Dans l’affaire tranchée par la cour administrative d’appel (CAA) de Lyon le 24 novembre dernier, une communauté d’agglomération, désireuse de réhabiliter une ancienne caserne militaire en une médiathèque et en archives intercommunales, a lancé un concours restreint en vue de la conclusion d’un marché de maîtrise d’œuvre. Les projets ont été présentés à un jury qui devait se décider au regard de quatre critères : la pertinence du parti architectural, le respect du programme fonctionnel, le coût des travaux et le coût global de l’ouvrage sur dix ans. Le projet désigné lauréat par le jury n’a pourtant pas convaincu la communauté d’agglomération, qui a sélectionné le projet classé au deuxième rang.
Le groupement évincé a, par conséquent, saisi le tribunal administratif de Grenoble afin de demander l’annulation, ou à défaut la résiliation du marché. Ses demandes ayant été rejetées, il fait appel.
Exercice du recours « Tarn-et-Garonne »
C’est ici un recours dit « Tarn-et-Garonne » qu’exerce le groupement évincé. Pour mémoire, le Conseil d’Etat, depuis une décision de 2014 (CE, « Dpt Tarn et Garonne », 4 avril 2014, n° 358994, Rec.), a admis que « tout tiers à un contrat administratif susceptible d’être lésé dans ses intérêts de façon suffisamment directe et certaine par la passation d’un contrat administratif est redevable à former devant le juge du contrat un recours de pleine juridiction contestant la validité de ce contrat ». Ici, le groupement arguait de ce que l’éviction de son offre était due à un manquement aux règles applicables à la passation du contrat… et la CAA lui donne raison.
Erreur manifeste d'appréciation
En effet, aux termes de l’article 8 de l’ordonnance du 23 juillet 2015 relative aux marchés publics (applicable à l’époque des faits), lorsque l’acheteur décide d’organiser un concours restreint, il doit établir des critères de sélection « clairs et non discriminatoires des participants ». Les projets sont ensuite examinés par un jury qui, sous la forme d’un procès-verbal,les classe en appliquant ces critères. L’acheteur, enfin, choisit le ou les lauréats du concours au regard du procès-verbal.
Pour justifier sa décision d’attribuer le marché de maîtrise d’œuvre au candidat classé seulement deuxième, la communauté d’agglomération indique avoir « regardé comme déterminants le montant de l'offre au regard de l'enveloppe, de meilleures fonctionnalités intérieures et un plus grand respect de l'enveloppe du bâtiment originel » par ce groupement.
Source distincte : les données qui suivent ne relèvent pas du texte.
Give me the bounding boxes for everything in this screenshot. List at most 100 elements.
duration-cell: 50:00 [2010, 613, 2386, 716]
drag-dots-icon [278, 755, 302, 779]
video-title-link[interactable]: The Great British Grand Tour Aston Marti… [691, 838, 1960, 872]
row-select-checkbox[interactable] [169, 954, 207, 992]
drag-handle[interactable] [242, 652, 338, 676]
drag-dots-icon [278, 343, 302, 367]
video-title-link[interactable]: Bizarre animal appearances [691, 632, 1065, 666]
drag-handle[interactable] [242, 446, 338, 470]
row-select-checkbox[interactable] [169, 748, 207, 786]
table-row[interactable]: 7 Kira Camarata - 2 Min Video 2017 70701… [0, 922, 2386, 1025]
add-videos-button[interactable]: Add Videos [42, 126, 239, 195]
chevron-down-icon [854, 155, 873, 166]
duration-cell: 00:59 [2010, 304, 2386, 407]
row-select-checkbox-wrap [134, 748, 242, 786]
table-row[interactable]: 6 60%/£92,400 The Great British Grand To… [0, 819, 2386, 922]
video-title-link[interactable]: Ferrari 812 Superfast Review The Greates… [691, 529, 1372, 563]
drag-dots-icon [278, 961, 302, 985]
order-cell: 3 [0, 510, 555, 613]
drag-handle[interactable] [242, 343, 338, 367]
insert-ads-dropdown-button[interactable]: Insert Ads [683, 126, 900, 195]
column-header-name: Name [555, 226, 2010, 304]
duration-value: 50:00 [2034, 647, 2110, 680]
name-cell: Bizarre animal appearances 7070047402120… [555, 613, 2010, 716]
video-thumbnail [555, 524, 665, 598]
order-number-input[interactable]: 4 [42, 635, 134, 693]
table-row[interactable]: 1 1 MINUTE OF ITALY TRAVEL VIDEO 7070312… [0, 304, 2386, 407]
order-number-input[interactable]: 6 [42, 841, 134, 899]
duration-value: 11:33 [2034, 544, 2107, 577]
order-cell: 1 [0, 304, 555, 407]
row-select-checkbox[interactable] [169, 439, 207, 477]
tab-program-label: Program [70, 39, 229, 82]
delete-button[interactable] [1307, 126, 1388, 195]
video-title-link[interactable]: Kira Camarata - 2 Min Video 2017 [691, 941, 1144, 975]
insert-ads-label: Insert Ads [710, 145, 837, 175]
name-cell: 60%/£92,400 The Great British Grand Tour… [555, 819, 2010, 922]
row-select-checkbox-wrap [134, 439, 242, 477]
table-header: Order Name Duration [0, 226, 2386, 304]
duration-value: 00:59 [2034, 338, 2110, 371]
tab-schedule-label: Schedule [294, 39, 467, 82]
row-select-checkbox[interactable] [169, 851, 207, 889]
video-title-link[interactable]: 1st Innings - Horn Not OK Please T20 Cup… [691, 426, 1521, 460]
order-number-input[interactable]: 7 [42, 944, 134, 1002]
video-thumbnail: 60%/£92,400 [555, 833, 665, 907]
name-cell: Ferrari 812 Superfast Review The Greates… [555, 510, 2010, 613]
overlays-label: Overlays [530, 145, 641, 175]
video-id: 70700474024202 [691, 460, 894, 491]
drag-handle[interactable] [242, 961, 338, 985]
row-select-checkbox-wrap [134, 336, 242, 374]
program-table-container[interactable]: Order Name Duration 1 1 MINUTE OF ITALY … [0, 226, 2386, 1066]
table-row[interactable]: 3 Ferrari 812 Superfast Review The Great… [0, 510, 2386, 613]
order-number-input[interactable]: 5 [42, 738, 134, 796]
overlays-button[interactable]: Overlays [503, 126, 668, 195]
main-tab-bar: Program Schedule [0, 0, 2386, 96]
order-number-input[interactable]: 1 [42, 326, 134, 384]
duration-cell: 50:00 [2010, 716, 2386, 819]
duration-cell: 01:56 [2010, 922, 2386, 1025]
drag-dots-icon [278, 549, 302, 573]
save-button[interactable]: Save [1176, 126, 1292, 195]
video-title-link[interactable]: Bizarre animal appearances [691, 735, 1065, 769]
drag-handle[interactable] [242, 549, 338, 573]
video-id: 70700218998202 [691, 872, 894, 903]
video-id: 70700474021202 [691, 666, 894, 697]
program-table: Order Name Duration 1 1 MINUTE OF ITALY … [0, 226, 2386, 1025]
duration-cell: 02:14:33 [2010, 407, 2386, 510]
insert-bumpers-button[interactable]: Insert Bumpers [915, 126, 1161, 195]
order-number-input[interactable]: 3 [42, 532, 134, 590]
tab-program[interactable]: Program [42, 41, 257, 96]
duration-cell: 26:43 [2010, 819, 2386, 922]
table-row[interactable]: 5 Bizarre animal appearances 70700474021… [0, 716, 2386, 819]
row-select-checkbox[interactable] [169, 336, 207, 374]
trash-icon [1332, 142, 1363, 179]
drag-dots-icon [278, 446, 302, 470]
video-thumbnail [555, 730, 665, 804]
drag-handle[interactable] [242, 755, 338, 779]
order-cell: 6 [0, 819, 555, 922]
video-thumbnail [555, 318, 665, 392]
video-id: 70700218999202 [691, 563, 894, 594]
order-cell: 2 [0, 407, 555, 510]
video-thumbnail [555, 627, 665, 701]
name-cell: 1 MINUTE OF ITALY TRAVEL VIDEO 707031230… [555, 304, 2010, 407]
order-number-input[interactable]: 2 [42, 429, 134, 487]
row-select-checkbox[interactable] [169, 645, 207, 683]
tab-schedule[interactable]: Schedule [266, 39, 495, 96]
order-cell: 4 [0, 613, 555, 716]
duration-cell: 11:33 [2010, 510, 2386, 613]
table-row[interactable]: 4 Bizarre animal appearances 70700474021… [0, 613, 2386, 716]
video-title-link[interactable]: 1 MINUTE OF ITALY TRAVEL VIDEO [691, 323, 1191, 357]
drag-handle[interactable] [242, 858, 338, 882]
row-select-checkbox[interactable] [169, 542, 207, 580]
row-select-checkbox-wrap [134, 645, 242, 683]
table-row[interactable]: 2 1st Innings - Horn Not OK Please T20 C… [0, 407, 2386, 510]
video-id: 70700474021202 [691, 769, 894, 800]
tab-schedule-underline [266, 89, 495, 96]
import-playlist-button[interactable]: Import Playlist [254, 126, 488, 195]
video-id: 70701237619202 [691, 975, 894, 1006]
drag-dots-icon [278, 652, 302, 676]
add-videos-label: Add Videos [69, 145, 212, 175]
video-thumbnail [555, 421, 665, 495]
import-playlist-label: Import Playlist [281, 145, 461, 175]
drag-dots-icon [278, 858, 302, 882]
Mais les juges d’appel estiment que l’inversion du classement du jury n’est pas manifestement justifiée, aux termes d’une appréciation fine. Ils estiment en substance que le coût proposé par le lauréat du concours « présentait une crédibilité supérieure à celle de l’offre lauréate » ; relèvent que seul le projet lauréat s’inscrivait dans l’enveloppe du bâtiment originel, celui de l’attributaire comportant la construction d’un volume supplémentaire ; et que la modularité proposée par le projet classé n°1 l’emportait sur les « points de détail mis en exergue » par le n°2.
Droit à l’indemnisation
L’erreur manifeste d’appréciation est donc bien la cause directe de l’éviction. Cependant, le marché de maîtrise d’œuvre ayant été entièrement exécuté, le contenu du marché n’étant pas illicite, et le consentement de la communauté d’agglomération n’ayant pas été vicié, aucune mesure de régularisation, de résiliation ou d’annulation ne peut être prise par le juge. Le groupement évincé ayant tout de même perdu une chance sérieuse d’emporter le marché, il doit être indemnisé du manque à gagner, correspondant au bénéfice net qu'ils auraient retiré de l'opération.